Charlotte Ito, 6, right, close the Book Bot cover off the Mountain View Library in Mountain View, California, Thursday, March 7, 2019. The book pickup device makes home calls to retrieve library books and returns them to the Mountain View Library. (Randy Vazquez / Bay Area News Group)

The pilot will run for nine months with a human handler following behind the BookBot in the first six months, he said, just to make sure it works as planned, take it out of trouble when needed and observe how people respond. After that, a man will sit behind the controls remotely.

And on a new Thursday, the answer was overwhelmingly positive, and children screamed at the robot’s sight and immediately jumped in their path to see if it was the cows quit. (It does.) Adults either pulled out their photos to capture pictures or video and gawk or went nonchalantly.

Mountain View City Council approved a new licensing system last year to allow companies to try out personal delivery devices on its streets. Starship Technologies was the first to launch its April-April on-demand food and package delivery for Intuit employees on its 4.3-hectare campus.

Mary Campione returns a book with Book Bot in Mountain View, California, Thursday, March 7, 2019. The book pickup device makes home calls to retrieve library books and returns them to the Mountain View library. (Randy Vazquez / Bay Area News Group)

Mary Campione, a mountain view living for more than 30 years, said it is no surprise to see more robots roaming the streets of Google and other tech companies’ hometown.

“We live in the epicenter of technology,” says Campione. “There are autonomous cars running all the time and robots in restaurants. So no it is not so surprising. “

Campione heard about BookBot on Facebook when it was launched in late February. It only works within a certain line of Mountain View Public Library, and hours are limited to Thursdays from 11:00 to 8:00 am Users must schedule the pickup time in In advance, which – because the fine is quite popular – means planning at least a week ahead, it can take up to about 10 things, said Bersch, depending on the size of the books.

Because she lives only a short walk, Campione said it didn’t is likely to order a pickup again. “It’s a novelty. I was just kind excited because it’s fun and it’s a good use of technology. “

A book Bot travels near the Mountain View Library in Mountain View, California, Thursday, March 7, 2019. Book Download The device makes home calls to retrieve library books and returns them to the Mountain View Library. (Randy Vazquez / Bay Area News Group)

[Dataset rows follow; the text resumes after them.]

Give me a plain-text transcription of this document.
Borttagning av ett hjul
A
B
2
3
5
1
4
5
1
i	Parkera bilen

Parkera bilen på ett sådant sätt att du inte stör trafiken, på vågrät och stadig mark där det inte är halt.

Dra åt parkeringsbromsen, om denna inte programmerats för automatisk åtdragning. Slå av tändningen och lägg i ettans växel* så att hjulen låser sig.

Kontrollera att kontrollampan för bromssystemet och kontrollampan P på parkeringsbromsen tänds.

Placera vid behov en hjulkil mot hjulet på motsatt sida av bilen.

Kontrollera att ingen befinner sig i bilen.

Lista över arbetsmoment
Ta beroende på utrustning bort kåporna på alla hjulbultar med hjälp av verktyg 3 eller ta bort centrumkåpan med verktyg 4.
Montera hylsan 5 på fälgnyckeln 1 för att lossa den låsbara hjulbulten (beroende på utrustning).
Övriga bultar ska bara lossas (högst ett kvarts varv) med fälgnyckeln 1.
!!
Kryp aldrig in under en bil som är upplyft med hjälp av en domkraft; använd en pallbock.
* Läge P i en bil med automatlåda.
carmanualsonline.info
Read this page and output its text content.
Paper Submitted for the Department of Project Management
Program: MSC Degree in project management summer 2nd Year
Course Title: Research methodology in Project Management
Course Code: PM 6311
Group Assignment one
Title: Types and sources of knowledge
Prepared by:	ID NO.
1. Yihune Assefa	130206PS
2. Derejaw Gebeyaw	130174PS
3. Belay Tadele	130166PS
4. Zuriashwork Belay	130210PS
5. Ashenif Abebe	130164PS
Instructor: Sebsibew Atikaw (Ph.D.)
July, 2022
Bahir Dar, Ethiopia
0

Like all libraries, Mountain View finds that there is a certain percentage of scofflaws, for some reason, failing to return their books, says library director Tracy Gray, hoping that the fine will provide people with limited mobility to recover from An injury, is sick or has a family of sleep at home further opportunity to continue to benefit from library services.

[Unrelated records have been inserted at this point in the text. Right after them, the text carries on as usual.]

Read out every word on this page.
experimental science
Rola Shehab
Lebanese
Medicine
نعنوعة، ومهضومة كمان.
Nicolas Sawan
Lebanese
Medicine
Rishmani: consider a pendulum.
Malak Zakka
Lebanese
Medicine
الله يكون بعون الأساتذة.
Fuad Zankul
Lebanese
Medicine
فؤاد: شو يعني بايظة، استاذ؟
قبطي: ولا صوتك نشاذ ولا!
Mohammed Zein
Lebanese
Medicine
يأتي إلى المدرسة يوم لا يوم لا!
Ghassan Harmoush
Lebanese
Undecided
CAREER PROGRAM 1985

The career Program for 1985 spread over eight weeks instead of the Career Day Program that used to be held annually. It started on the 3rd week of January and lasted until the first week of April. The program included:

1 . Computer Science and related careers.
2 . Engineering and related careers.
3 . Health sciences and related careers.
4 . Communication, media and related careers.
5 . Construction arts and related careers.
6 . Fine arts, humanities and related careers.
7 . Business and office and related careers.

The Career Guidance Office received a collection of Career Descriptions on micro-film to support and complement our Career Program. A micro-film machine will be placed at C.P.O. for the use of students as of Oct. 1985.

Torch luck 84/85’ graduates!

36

“It’s just a good way to give people comfortably to return their books without leaving the house,” she said. ]

And there are many other ways that robots like these could provide comfort to people’s lives, says Sriram Vangheeburam, a Fremont bos that works in Mountain View, he stopped to marvel at the BookBot passing.

Sure, it collects books right now, he said but how about used articles for charities? People don’t tend to donate much of their stuff because they don’t have the time, he said. Maybe something that this delivery’s bot can save a trip to the savings collection, he wondered.

“It’s totally exciting,” Vangheeburam said. “It’s about helping people, and there’s so much more you can do about this.”